In the context of this statutory scheme, the imminent danger exception is designed to provide “a safety valve for the three strikes rule.” Malik v. McGinnis, 293 F.3d 559, 563 (2d Cir. 2002) (emphasis added and internal quotations omitted) (quoting Abdul–Akbar v. McKelvie, 239 F.3d 307, 315 (3d Cir. 2001)). “Its unmistakable purpose is to permit an indigent three- strikes prisoner to proceed IFP in order to obtain a judicial remedy for an imminent danger.” Pettus v. Morganthau, 554 F.3d 293, 297 (2d Cir. 2009). 2 Jumpp has had more than three cases dismissed as frivolous. See, e.g., Jumpp v. Marinelli, 3:13cv615 (AWT) (dismissed June 28, 2013); Jumpp v. Reyes, 3:13cv637 (AWT) (dismissed May 13, 2013); Jumpp v. DOC, 3:13cv505 (AWT) (dismissed May 13, 2013).
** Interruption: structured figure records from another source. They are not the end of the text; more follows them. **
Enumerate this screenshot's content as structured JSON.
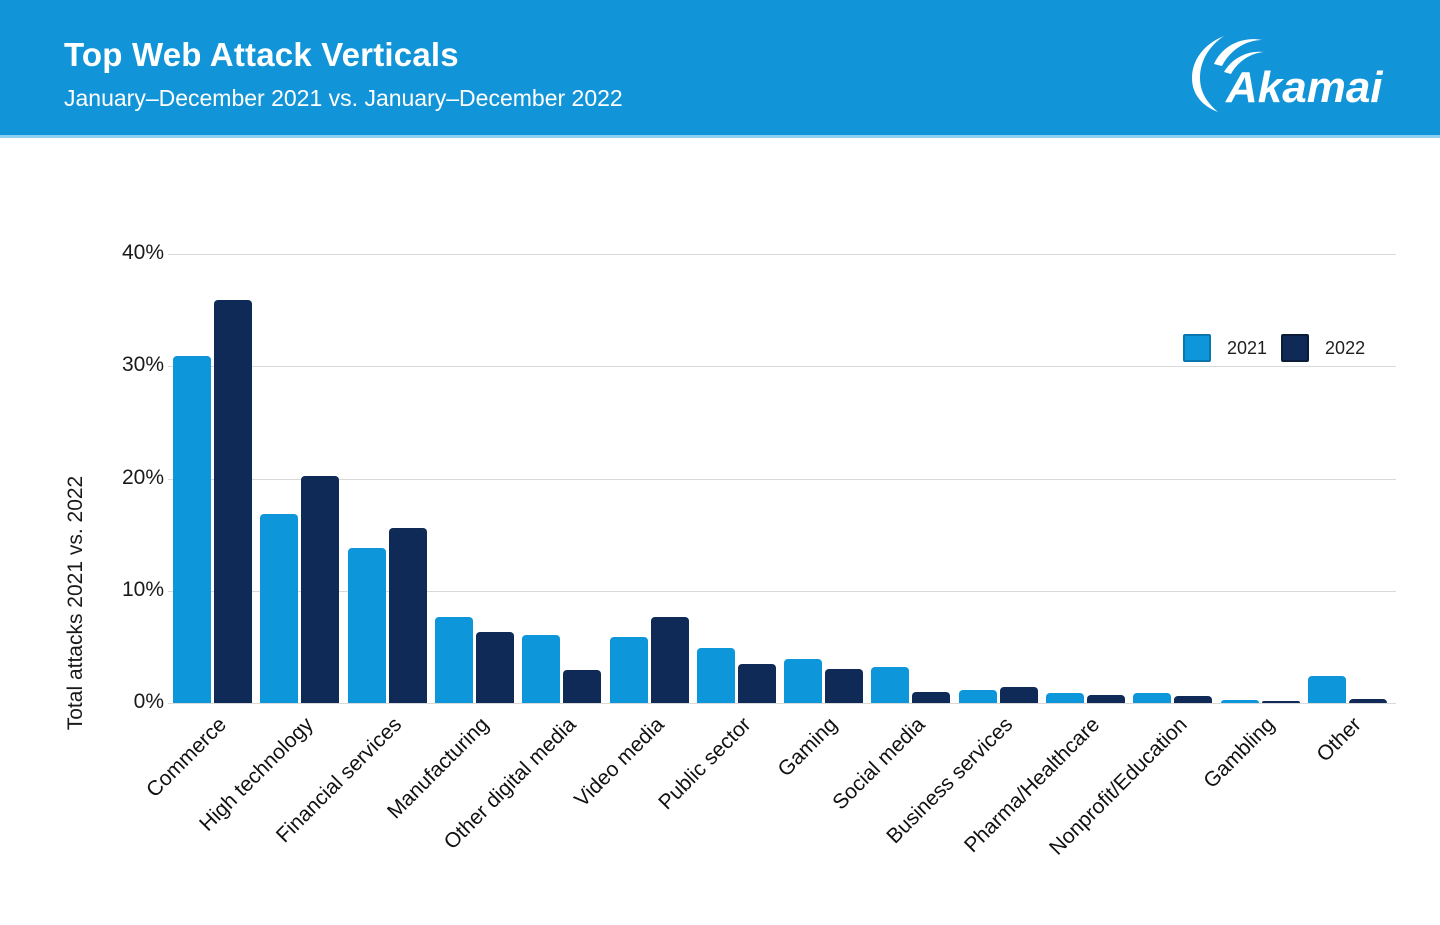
{
  "header": {
    "title": "Top Web Attack Verticals",
    "subtitle": "January–December 2021 vs. January–December 2022",
    "logo_text": "Akamai"
  },
  "colors": {
    "header_bg": "#1295d8",
    "series_2021": "#0d96da",
    "series_2022": "#0f2a56",
    "gridline": "#d9d9d9",
    "axis_text": "#1a1a1a"
  },
  "legend": [
    {
      "label": "2021",
      "color": "#0d96da",
      "border": "#0b76ad"
    },
    {
      "label": "2022",
      "color": "#0f2a56",
      "border": "#0a1c38"
    }
  ],
  "y_axis": {
    "title": "Total attacks 2021 vs. 2022",
    "ticks": [
      "0%",
      "10%",
      "20%",
      "30%",
      "40%"
    ]
  },
  "chart_data": {
    "type": "bar",
    "title": "Top Web Attack Verticals",
    "subtitle": "January–December 2021 vs. January–December 2022",
    "xlabel": "",
    "ylabel": "Total attacks 2021 vs. 2022",
    "ylim": [
      0,
      40
    ],
    "ytick_values": [
      0,
      10,
      20,
      30,
      40
    ],
    "grid": "horizontal",
    "legend_position": "top-right",
    "categories": [
      "Commerce",
      "High technology",
      "Financial services",
      "Manufacturing",
      "Other digital media",
      "Video media",
      "Public sector",
      "Gaming",
      "Social media",
      "Business services",
      "Pharma/Healthcare",
      "Nonprofit/Education",
      "Gambling",
      "Other"
    ],
    "series": [
      {
        "name": "2021",
        "color": "#0d96da",
        "values": [
          30.9,
          16.8,
          13.8,
          7.7,
          6.1,
          5.9,
          4.9,
          3.9,
          3.2,
          1.2,
          0.9,
          0.9,
          0.25,
          2.4
        ]
      },
      {
        "name": "2022",
        "color": "#0f2a56",
        "values": [
          35.9,
          20.2,
          15.6,
          6.3,
          2.9,
          7.7,
          3.5,
          3.0,
          1.0,
          1.4,
          0.7,
          0.6,
          0.15,
          0.35
        ]
      }
    ]
  }
}
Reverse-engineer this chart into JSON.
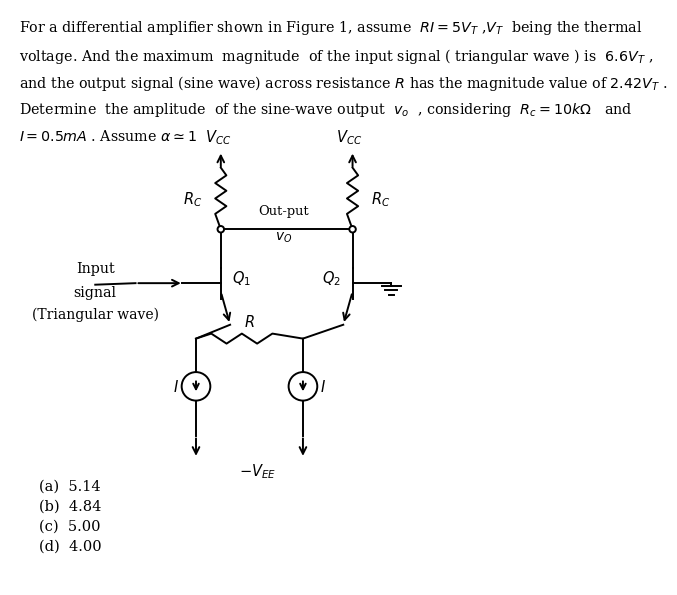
{
  "bg_color": "#ffffff",
  "line_color": "#000000",
  "text_lines": [
    "For a differential amplifier shown in Figure 1, assume  $RI = 5V_T$ ,$V_T$  being the thermal",
    "voltage. And the maximum  magnitude  of the input signal ( triangular wave ) is  $6.6V_T$ ,",
    "and the output signal (sine wave) across resistance $R$ has the magnitude value of $2.42V_T$ .",
    "Determine  the amplitude  of the sine-wave output  $v_o$  , considering  $R_c = 10k\\Omega$   and",
    "$I = 0.5mA$ . Assume $\\alpha \\simeq 1$"
  ],
  "options": [
    "(a)  5.14",
    "(b)  4.84",
    "(c)  5.00",
    "(d)  4.00"
  ],
  "xL": 2.72,
  "xR": 4.42,
  "yVcc": 5.42,
  "yRcBot": 4.62,
  "yBase": 3.92,
  "yEmitL": 3.38,
  "yEmitR": 3.38,
  "yR": 3.2,
  "yCSL": 2.58,
  "yCSR": 2.58,
  "yBot": 1.92,
  "xCSL": 2.35,
  "xCSR": 3.92,
  "lw": 1.4,
  "font_size": 10.3
}
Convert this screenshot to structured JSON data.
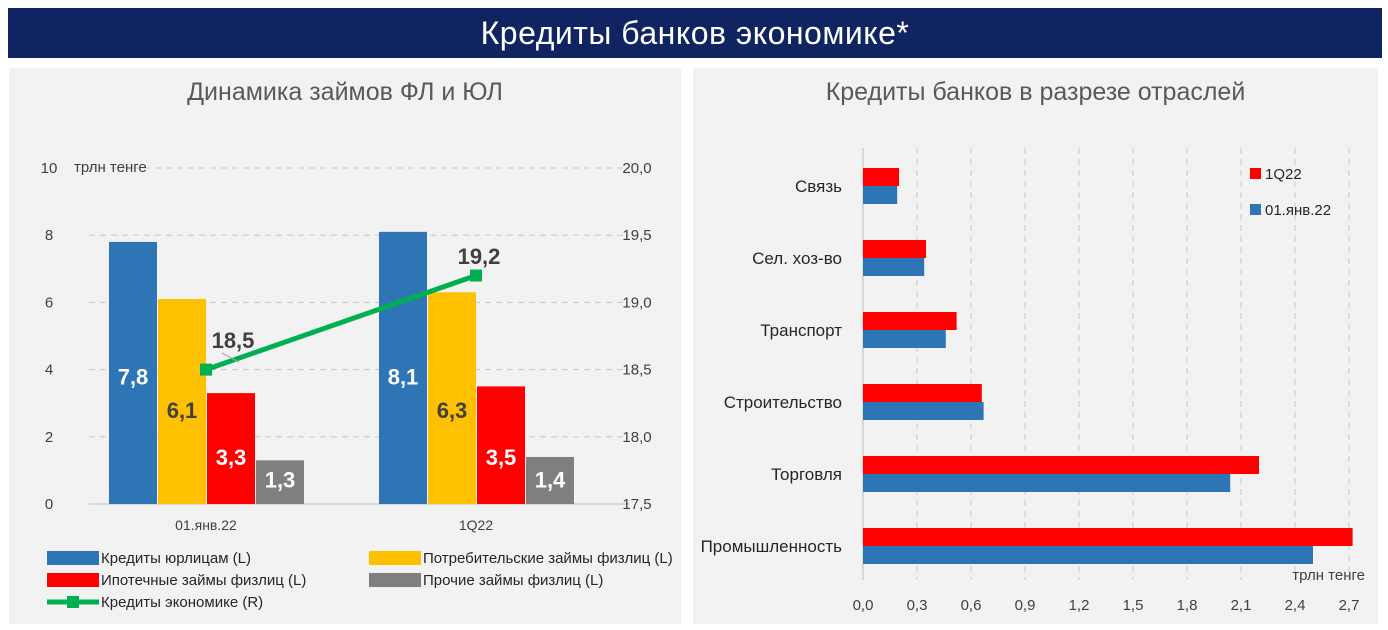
{
  "banner": {
    "title": "Кредиты банков экономике*"
  },
  "left_panel": {
    "title": "Динамика займов ФЛ и ЮЛ"
  },
  "right_panel": {
    "title": "Кредиты банков в разрезе отраслей"
  },
  "colors": {
    "banner_bg": "#0f2460",
    "corporate": "#2e75b6",
    "consumer": "#ffc000",
    "mortgage": "#ff0000",
    "other": "#7f7f7f",
    "economy_line": "#00b050",
    "q1_22": "#ff0000",
    "jan22": "#2e75b6"
  },
  "chart_data": [
    {
      "type": "bar",
      "title": "Динамика займов ФЛ и ЮЛ",
      "unit_label": "трлн тенге",
      "categories": [
        "01.янв.22",
        "1Q22"
      ],
      "ylim": [
        0,
        10
      ],
      "yticks": [
        "0",
        "2",
        "4",
        "6",
        "8",
        "10"
      ],
      "y2lim": [
        17.5,
        20.0
      ],
      "y2ticks": [
        "17,5",
        "18,0",
        "18,5",
        "19,0",
        "19,5",
        "20,0"
      ],
      "grid": "horizontal dashed",
      "legend_position": "bottom",
      "series": [
        {
          "name": "Кредиты юрлицам (L)",
          "axis": "left",
          "values": [
            7.8,
            8.1
          ],
          "labels": [
            "7,8",
            "8,1"
          ]
        },
        {
          "name": "Потребительские займы физлиц (L)",
          "axis": "left",
          "values": [
            6.1,
            6.3
          ],
          "labels": [
            "6,1",
            "6,3"
          ]
        },
        {
          "name": "Ипотечные займы физлиц (L)",
          "axis": "left",
          "values": [
            3.3,
            3.5
          ],
          "labels": [
            "3,3",
            "3,5"
          ]
        },
        {
          "name": "Прочие займы физлиц (L)",
          "axis": "left",
          "values": [
            1.3,
            1.4
          ],
          "labels": [
            "1,3",
            "1,4"
          ]
        },
        {
          "name": "Кредиты экономике (R)",
          "type": "line",
          "axis": "right",
          "values": [
            18.5,
            19.2
          ],
          "labels": [
            "18,5",
            "19,2"
          ]
        }
      ]
    },
    {
      "type": "bar",
      "orientation": "horizontal",
      "title": "Кредиты банков в разрезе отраслей",
      "xlabel": "трлн тенге",
      "categories": [
        "Связь",
        "Сел. хоз-во",
        "Транспорт",
        "Строительство",
        "Торговля",
        "Промышленность"
      ],
      "xlim": [
        0,
        2.7
      ],
      "xticks": [
        "0,0",
        "0,3",
        "0,6",
        "0,9",
        "1,2",
        "1,5",
        "1,8",
        "2,1",
        "2,4",
        "2,7"
      ],
      "grid": "vertical dashed",
      "legend_position": "top-right",
      "series": [
        {
          "name": "1Q22",
          "values": [
            0.2,
            0.35,
            0.52,
            0.66,
            2.2,
            2.72
          ]
        },
        {
          "name": "01.янв.22",
          "values": [
            0.19,
            0.34,
            0.46,
            0.67,
            2.04,
            2.5
          ]
        }
      ]
    }
  ]
}
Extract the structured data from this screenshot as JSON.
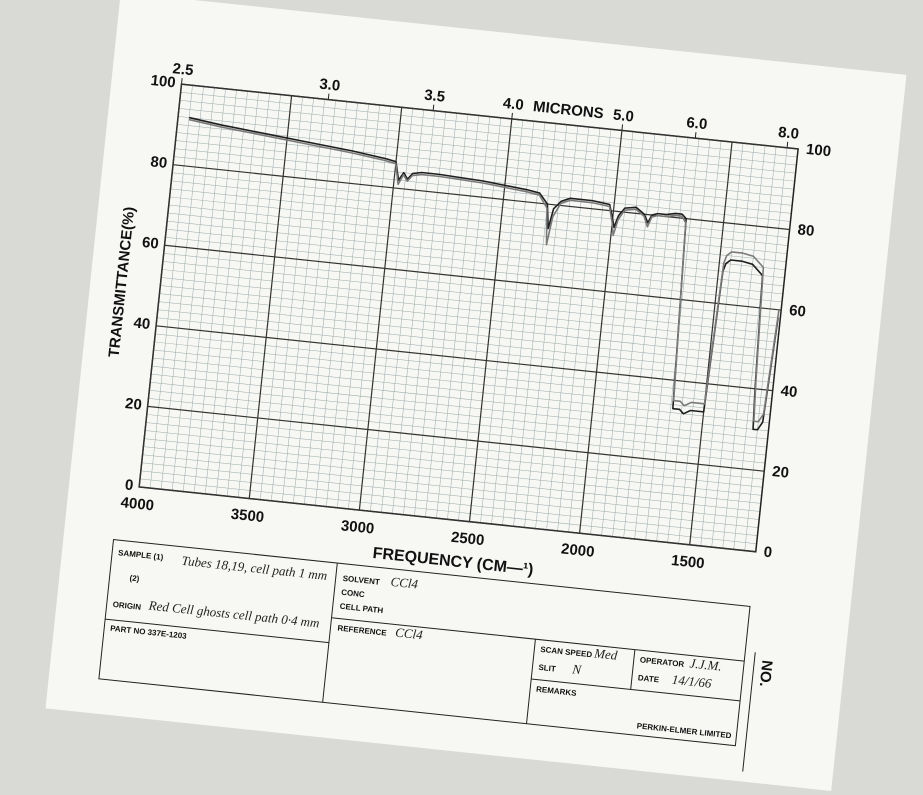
{
  "chart_data": {
    "type": "line",
    "y_label": "TRANSMITTANCE(%)",
    "x_label": "FREQUENCY (CM—¹)",
    "x2_label": "MICRONS",
    "xlim": [
      4000,
      1200
    ],
    "xticks": [
      4000,
      3500,
      3000,
      2500,
      2000,
      1500
    ],
    "x2ticks": [
      2.5,
      {
        "value": 3,
        "label": "3.0"
      },
      3.5,
      {
        "value": 4,
        "label": "4.0"
      },
      {
        "value": 5,
        "label": "5.0"
      },
      {
        "value": 6,
        "label": "6.0"
      },
      {
        "value": 8,
        "label": "8.0"
      }
    ],
    "ylim": [
      0,
      100
    ],
    "yticks": [
      0,
      20,
      40,
      60,
      80,
      100
    ],
    "grid": true,
    "x": [
      3950,
      3800,
      3600,
      3400,
      3200,
      3050,
      3000,
      2980,
      2960,
      2940,
      2920,
      2880,
      2800,
      2600,
      2400,
      2340,
      2300,
      2285,
      2270,
      2240,
      2200,
      2100,
      2020,
      2000,
      1990,
      1975,
      1950,
      1900,
      1860,
      1840,
      1825,
      1800,
      1760,
      1720,
      1690,
      1670,
      1640,
      1610,
      1600,
      1590,
      1560,
      1500,
      1480,
      1470,
      1450,
      1400,
      1350,
      1300,
      1280,
      1270,
      1250,
      1230,
      1210
    ],
    "series": [
      {
        "color": "#1e1e1e",
        "values": [
          92,
          91,
          90,
          89,
          88,
          87,
          86.5,
          82,
          84,
          82.5,
          84,
          84.5,
          84.5,
          84,
          83,
          82.5,
          80,
          74,
          79,
          81,
          82,
          82,
          81.5,
          78,
          76,
          79,
          81,
          81.5,
          80,
          78,
          80,
          80.5,
          80.5,
          81,
          81,
          80,
          33,
          33,
          32.5,
          32,
          33,
          33,
          68,
          70,
          71,
          71,
          70.5,
          68,
          40,
          30,
          30,
          32,
          58
        ]
      },
      {
        "color": "#7a7a7a",
        "values": [
          91.5,
          90.5,
          89.5,
          88.5,
          87.5,
          86.5,
          86,
          81,
          83.5,
          82,
          83.5,
          84,
          84,
          83.5,
          82.5,
          82,
          79,
          70,
          77,
          80.5,
          81.5,
          81.5,
          81,
          77,
          74,
          78,
          80.5,
          81,
          79.5,
          77,
          79.5,
          80,
          80,
          80.5,
          80.5,
          79,
          35,
          35,
          34.5,
          34,
          35,
          35,
          70,
          72,
          73,
          73,
          72.5,
          70,
          42,
          32,
          32,
          34,
          60
        ]
      }
    ]
  },
  "form": {
    "sample_label": "SAMPLE (1)",
    "sample_1": "Tubes 18,19, cell path 1 mm",
    "sample_2_label": "(2)",
    "origin_label": "ORIGIN",
    "origin": "Red Cell ghosts  cell path 0·4 mm",
    "part_no": "PART NO 337E-1203",
    "solvent_label": "SOLVENT",
    "solvent": "CCl4",
    "conc_label": "CONC",
    "cell_path_label": "CELL PATH",
    "reference_label": "REFERENCE",
    "reference": "CCl4",
    "scan_speed_label": "SCAN SPEED",
    "scan_speed": "Med",
    "slit_label": "SLIT",
    "slit": "N",
    "operator_label": "OPERATOR",
    "operator": "J.J.M.",
    "date_label": "DATE",
    "date": "14/1/66",
    "remarks_label": "REMARKS",
    "maker": "PERKIN-ELMER LIMITED",
    "no_label": "NO."
  }
}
Because the so-called three strikes provision applies here, Jumpp may not bring this action without paying the filing fee absent allegations of “imminent danger of serious physical injury.” See Pettus, 554 F.3d at 297 (“indigent three-strikes prisoner [may] proceed IFP in order to obtain a judicial remedy for an imminent danger”). In this regard, Jumpp must meet two

requirements: (1) the imminent danger of serious physical injury he alleges is fairly traceable to the unlawful conduct alleged in the complaint, and (2) a favorable judicial outcome would redress the injury. See id. at 296-97. In addition, the danger of imminent harm must be present at the time the complaint is filed. See id. at 296. As the Second Circuit explained: Section 1915(g)'s exception “can serve its role as an escape hatch for genuine emergencies only if understood reasonably.” Lewis v. Sullivan, 279 F.3d 526, 531 (7th Cir.2002). Absent some nexus between a complaint's claims and its allegation that a plaintiff is under imminent danger of serious physical harm, the injury-in-fact that Congress so carefully excepted from the general requirement that a three-strikes litigant pay his filing fees could go unaddressed by the litigation—a result clearly contrary to the raison d'être of the exception itself. When, in contrast, a complaint seeks to redress an imminent danger that is fairly traceable to allegedly unlawful conduct complained of in the pleading, the three strikes litigant has shown that he fits squarely within § 1915(g)'s “escape hatch” and that payment of a filing fee should be excused. Id. Jumpp’s alleges that incarceration exposes him to COVID-19, which in turn poses a danger to him because of his health conditions. However, his allegations fail to raise an inference that he is in imminent danger of contracting COVID-19 or that he is particularly vulnerable to the virus and its effects. Accordingly, the motion to proceed in forma pauperis is DENIED. 3 Because the Court concludes that Jumpp’s claims are frivolous, the Court will dismiss the complaint rather than require Jumpp to pay the filing fee. STANDARD OF REVIEW Pursuant to 28 U.S.C. § 1915A(b), the court must review prisoner civil complaints against governmental actors and “dismiss ... any portion of [a] complaint [that] is frivolous, malicious, or fails to state a claim upon which relief may be granted,” or that “seeks monetary relief from a defendant who is immune from such relief.” Id. Rule 8 of the Federal Rules of Civil

Procedure requires that a complaint contain “a short and plain statement of the claim showing that the pleader is entitled to relief.” Fed. R. Civ. P. 8(a)(2). Although detailed allegations are not required, “a complaint must contain sufficient factual matter, accepted as true, to state a claim to relief that is plausible on its face. A claim has facial plausibility when a plaintiff pleads factual content that allows the court to draw the reasonable inference that the defendant is liable for the misconduct alleged.” Ashcroft v. Iqbal, 556 U.S. 662, 678 (2009) (internal quotation marks and citations omitted). A complaint that includes only “‘labels and conclusions,’ ‘a formulaic recitation of the elements of a cause of action’ or ‘naked assertion[s]’ devoid of ‘further factual enhancement,’” does not meet the facial plausibility standard. Id. (quoting Bell Atl. Corp. v.